In the 1980s, Indonesia deregulated its banking system without developing the technical capacity and political will to oversee banks with newly acquired freedom. The country paid dearly for this mistake during the Asian financial crisis in the late 1990s. Indonesia responded by reregulating its banking system: a freeze on new banks and the consolidation of existing banks was imposed, followed by a return to directed lending. This has resulted in a prudentially sound but inefficient, homogenised and non-inclusive banking oligopoly that discourages innovation and concentrates credit risk. The challenge now is to find a balance between these two approaches.

The government is convinced that banking reform by administrative fiat will produce faster results at a lower risk than waiting for behavioural change spurred by market-based incentives. Thus, with each disappointing outcome, the government issues increasingly stronger directives to force banks to lend to MSMEs. This approach is a great stride backwards for Indonesia, as the only thing more repressive than directed credit with central bank funds is directed credit with third-party deposits.

But Indonesia should not respond to financial exclusion by artificially pumping out and administratively allocating more credit, given that total credit has grown at an annual real rate of 14 per cent since 2002. Instead, it should promulgate smart regulation so that banks maintain their sound risk management without pursuing non-competitive and non-inclusive business practices. The fundamental problem today is not a slow rate of credit growth but the composition of lending; increasing the aggregate level of financial intermediation is a longer-term challenge best pursued incrementally.

Reregulation has had a disproportionately detrimental effect on MSMEs because large businesses are much more economically dominant and politically powerful, so they can act to ensure access to financing. Moreover, large business loans are conventional products that constitute the core business of banks, so they are not likely to be affected by these reregulation measures. Indeed, the loan portfolios of most of Indonesia’s big banks are dominated by loans to large businesses and corporate clients.

It is time for the government to recognise the unintended consequences of the banking sector reregulation, in particular the perverse incentives for banks to avoid MSME financing. Bank Indonesia might still wish to control the liquidity of the banking system to manage money supply, but at the same time also remove barriers to commercial banking competition. In this way, it will provide a catalyst for SME lending, recognise the need for non-bank financial institutions for microbanking, and adapt Indonesia’s regulatory regime accordingly.

But even if the government makes these changes, there is still a significant constraint to MSME lending because of the perceived high risks and low returns of this type of finance. There is certainly increased likelihood of defaults resulting from ineffective risk assessment and risk mitigation practices, coupled with significant cost overruns from inappropriate loan products and delivery systems.

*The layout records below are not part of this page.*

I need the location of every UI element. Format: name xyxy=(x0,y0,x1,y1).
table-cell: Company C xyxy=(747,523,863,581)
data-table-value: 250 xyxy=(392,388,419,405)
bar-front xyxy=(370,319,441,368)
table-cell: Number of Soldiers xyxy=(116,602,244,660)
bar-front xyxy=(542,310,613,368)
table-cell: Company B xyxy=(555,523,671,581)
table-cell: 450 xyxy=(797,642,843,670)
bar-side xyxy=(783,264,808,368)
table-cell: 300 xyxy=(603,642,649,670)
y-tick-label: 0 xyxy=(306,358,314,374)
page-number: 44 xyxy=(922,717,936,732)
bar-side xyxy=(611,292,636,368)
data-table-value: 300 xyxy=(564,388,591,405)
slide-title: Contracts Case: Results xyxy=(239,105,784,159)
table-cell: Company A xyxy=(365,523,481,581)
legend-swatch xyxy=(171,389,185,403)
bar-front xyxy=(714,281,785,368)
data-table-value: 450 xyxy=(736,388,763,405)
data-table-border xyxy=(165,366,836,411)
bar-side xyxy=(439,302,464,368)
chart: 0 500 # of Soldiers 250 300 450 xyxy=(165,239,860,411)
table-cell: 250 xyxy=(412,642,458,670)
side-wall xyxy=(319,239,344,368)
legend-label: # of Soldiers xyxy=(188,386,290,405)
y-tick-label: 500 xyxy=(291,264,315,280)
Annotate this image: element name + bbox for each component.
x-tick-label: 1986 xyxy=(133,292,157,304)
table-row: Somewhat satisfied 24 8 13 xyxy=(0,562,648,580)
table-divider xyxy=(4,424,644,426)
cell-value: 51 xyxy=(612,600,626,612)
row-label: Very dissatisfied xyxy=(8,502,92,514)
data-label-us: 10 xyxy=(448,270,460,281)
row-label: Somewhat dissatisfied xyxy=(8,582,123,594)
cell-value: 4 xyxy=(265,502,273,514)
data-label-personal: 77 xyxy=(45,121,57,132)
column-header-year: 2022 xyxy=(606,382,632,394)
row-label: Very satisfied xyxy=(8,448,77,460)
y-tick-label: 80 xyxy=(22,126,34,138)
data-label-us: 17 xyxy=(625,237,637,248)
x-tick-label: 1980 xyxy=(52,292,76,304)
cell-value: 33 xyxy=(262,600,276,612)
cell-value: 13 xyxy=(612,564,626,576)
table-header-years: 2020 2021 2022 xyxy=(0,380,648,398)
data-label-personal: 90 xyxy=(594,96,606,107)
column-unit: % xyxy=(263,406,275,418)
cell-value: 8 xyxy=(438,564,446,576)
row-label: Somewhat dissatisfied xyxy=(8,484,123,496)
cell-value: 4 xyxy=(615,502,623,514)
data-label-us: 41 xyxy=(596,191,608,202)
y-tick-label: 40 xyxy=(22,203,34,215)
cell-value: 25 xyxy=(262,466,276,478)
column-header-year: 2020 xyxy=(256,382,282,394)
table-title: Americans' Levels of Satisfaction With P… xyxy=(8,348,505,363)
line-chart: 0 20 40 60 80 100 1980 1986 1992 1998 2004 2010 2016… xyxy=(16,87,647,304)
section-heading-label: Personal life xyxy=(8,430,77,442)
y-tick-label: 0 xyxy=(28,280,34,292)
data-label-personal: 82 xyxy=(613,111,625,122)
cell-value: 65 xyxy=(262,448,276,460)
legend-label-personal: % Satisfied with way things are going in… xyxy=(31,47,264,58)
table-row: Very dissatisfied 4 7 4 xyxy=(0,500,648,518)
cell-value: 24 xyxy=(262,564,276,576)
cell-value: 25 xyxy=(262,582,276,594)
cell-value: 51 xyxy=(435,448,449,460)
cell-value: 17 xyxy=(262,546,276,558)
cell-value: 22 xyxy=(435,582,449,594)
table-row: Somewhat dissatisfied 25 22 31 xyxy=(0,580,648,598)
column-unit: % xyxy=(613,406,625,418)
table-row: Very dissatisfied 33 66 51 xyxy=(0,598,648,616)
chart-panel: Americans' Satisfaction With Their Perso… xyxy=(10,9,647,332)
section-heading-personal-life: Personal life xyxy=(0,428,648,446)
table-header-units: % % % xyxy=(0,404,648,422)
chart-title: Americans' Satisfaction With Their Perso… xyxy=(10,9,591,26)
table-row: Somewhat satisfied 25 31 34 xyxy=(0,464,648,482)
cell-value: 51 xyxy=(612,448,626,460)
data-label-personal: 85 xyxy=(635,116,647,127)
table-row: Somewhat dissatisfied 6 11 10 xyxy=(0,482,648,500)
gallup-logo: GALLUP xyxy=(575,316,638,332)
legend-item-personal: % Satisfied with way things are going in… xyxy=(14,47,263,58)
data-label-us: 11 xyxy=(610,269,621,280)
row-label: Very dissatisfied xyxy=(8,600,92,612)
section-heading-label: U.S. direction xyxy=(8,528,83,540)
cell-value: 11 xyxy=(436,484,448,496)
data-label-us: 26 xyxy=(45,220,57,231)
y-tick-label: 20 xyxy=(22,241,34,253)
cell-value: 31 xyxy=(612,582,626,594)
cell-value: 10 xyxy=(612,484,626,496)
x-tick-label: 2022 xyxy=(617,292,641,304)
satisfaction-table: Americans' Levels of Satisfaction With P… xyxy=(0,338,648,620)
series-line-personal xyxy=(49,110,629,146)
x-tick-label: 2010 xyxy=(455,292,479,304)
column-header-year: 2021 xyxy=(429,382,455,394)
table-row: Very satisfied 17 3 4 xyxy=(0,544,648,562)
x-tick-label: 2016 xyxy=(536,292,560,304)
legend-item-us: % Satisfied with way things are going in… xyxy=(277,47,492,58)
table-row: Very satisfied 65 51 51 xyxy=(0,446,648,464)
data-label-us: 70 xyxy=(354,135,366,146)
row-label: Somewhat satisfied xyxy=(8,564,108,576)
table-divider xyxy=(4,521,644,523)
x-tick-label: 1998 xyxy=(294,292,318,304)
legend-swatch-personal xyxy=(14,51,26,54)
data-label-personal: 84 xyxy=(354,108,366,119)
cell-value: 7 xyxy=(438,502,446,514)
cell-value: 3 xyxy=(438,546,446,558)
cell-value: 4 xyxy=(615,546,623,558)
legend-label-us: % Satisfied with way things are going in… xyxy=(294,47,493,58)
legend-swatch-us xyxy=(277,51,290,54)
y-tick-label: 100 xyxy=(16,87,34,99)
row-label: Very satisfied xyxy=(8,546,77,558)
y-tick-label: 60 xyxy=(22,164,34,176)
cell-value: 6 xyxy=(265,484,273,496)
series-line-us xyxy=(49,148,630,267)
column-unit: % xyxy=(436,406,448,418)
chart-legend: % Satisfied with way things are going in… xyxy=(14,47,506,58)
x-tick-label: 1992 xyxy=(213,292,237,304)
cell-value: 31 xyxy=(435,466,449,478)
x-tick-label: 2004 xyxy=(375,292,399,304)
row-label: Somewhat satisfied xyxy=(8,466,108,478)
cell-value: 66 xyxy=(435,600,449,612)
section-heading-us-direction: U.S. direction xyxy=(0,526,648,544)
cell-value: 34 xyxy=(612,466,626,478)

Banks often treat MSME loans simply as smaller versions of large loans, despite the very different characteristics of MSMEs and the requisite financial model needed to profit from serving this market. Slow, centralised decision making based on extensive analysis of financial statements and industry-wide data for a handful of long-term loans must be replaced by quick, decentralised decision making based on cash-flow analysis and character assessment for a much larger volume of shorter-term loans.

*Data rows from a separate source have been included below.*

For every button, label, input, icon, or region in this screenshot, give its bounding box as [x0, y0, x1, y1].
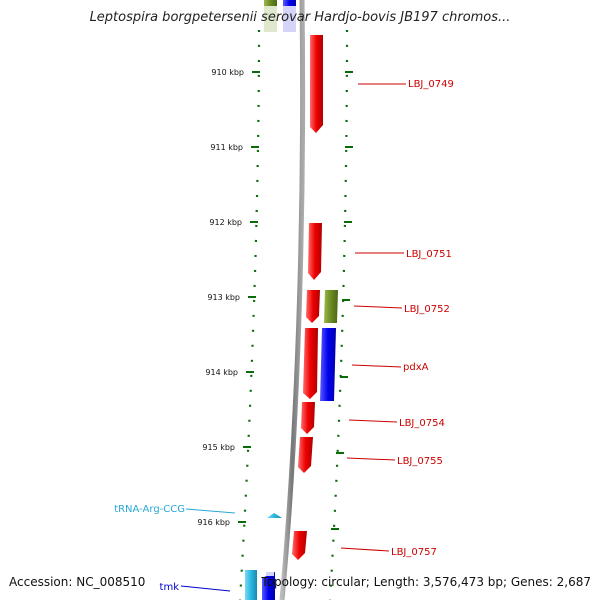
- accession-text: Accession: NC_008510: [9, 575, 146, 589]
- gene-tRNA-Arg-CCG[interactable]: [267, 513, 282, 518]
- gene-tmk[interactable]: [245, 570, 257, 600]
- label-LBJ_0754[interactable]: LBJ_0754: [399, 418, 445, 429]
- gene-bottom-blue-shadow: [266, 572, 274, 576]
- sequence-summary: Topology: circular; Length: 3,576,473 bp…: [261, 575, 591, 589]
- leader-tmk: [180, 585, 231, 592]
- leader-LBJ_0752: [353, 305, 403, 309]
- tick-label-912: 912 kbp: [209, 218, 242, 227]
- gene-LBJ_0751[interactable]: [308, 223, 322, 280]
- gene-LBJ_0757[interactable]: [292, 531, 307, 560]
- tick-label-910: 910 kbp: [211, 68, 244, 77]
- tick-label-911: 911 kbp: [210, 143, 243, 152]
- left-ruler-dots: [238, 29, 261, 601]
- gene-bottom-blue[interactable]: [262, 572, 275, 600]
- map-title: Leptospira borgpetersenii serovar Hardjo…: [89, 10, 511, 25]
- tick-label-913: 913 kbp: [207, 293, 240, 302]
- leader-tRNA: [185, 508, 236, 514]
- gene-LBJ_0755[interactable]: [298, 437, 313, 473]
- leader-LBJ_0757: [340, 547, 390, 552]
- gene-top-olive-shadow: [264, 6, 277, 32]
- gene-LBJ_0752-olive[interactable]: [324, 290, 338, 323]
- gene-LBJ_0752[interactable]: [306, 290, 320, 323]
- label-LBJ_0757[interactable]: LBJ_0757: [391, 547, 437, 558]
- tick-marks: [238, 71, 353, 530]
- gene-LBJ_0754[interactable]: [301, 402, 315, 434]
- leader-LBJ_0755: [346, 457, 396, 461]
- tick-label-915: 915 kbp: [202, 443, 235, 452]
- label-LBJ_0751[interactable]: LBJ_0751: [406, 249, 452, 260]
- label-LBJ_0755[interactable]: LBJ_0755: [397, 456, 443, 467]
- tick-label-914: 914 kbp: [205, 368, 238, 377]
- label-LBJ_0749[interactable]: LBJ_0749: [408, 79, 454, 90]
- chromosome-backbone: [279, 0, 306, 601]
- leader-pdxA: [351, 364, 402, 368]
- leader-LBJ_0754: [348, 419, 398, 423]
- gene-LBJ_0749[interactable]: [310, 35, 323, 133]
- label-tRNA-Arg-CCG[interactable]: tRNA-Arg-CCG: [114, 504, 185, 515]
- label-tmk[interactable]: tmk: [160, 582, 180, 593]
- gene-top-blue[interactable]: [283, 0, 296, 6]
- label-pdxA[interactable]: pdxA: [403, 362, 429, 373]
- gene-pdxA[interactable]: [320, 328, 336, 401]
- gene-pdxA-red[interactable]: [303, 328, 318, 399]
- gene-top-olive[interactable]: [264, 0, 277, 6]
- label-LBJ_0752[interactable]: LBJ_0752: [404, 304, 450, 315]
- tick-label-916: 916 kbp: [197, 518, 230, 527]
- gene-top-blue-shadow: [283, 6, 296, 32]
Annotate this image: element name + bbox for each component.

Until banks have a viable model for financing MSMEs, they should continue to approach this market with great caution despite government prodding, especially if they have more attractive prospects for their funds. Only competitive pressures to develop new markets provide sufficient incentives for banks to figure out how to serve MSMEs in a commercially sustainable way, and forcing banks to act against their fiduciary responsibilities to their owners and depositors is rash and counterproductive.

Jay Rosengard is a lecturer in public policy and Director at the Financial Sector Program, Harvard Kennedy School.

A. Prasetyantoko is Chair at the Institute for Research and Community Services, Atma Jaya Catholic University, Jakarta.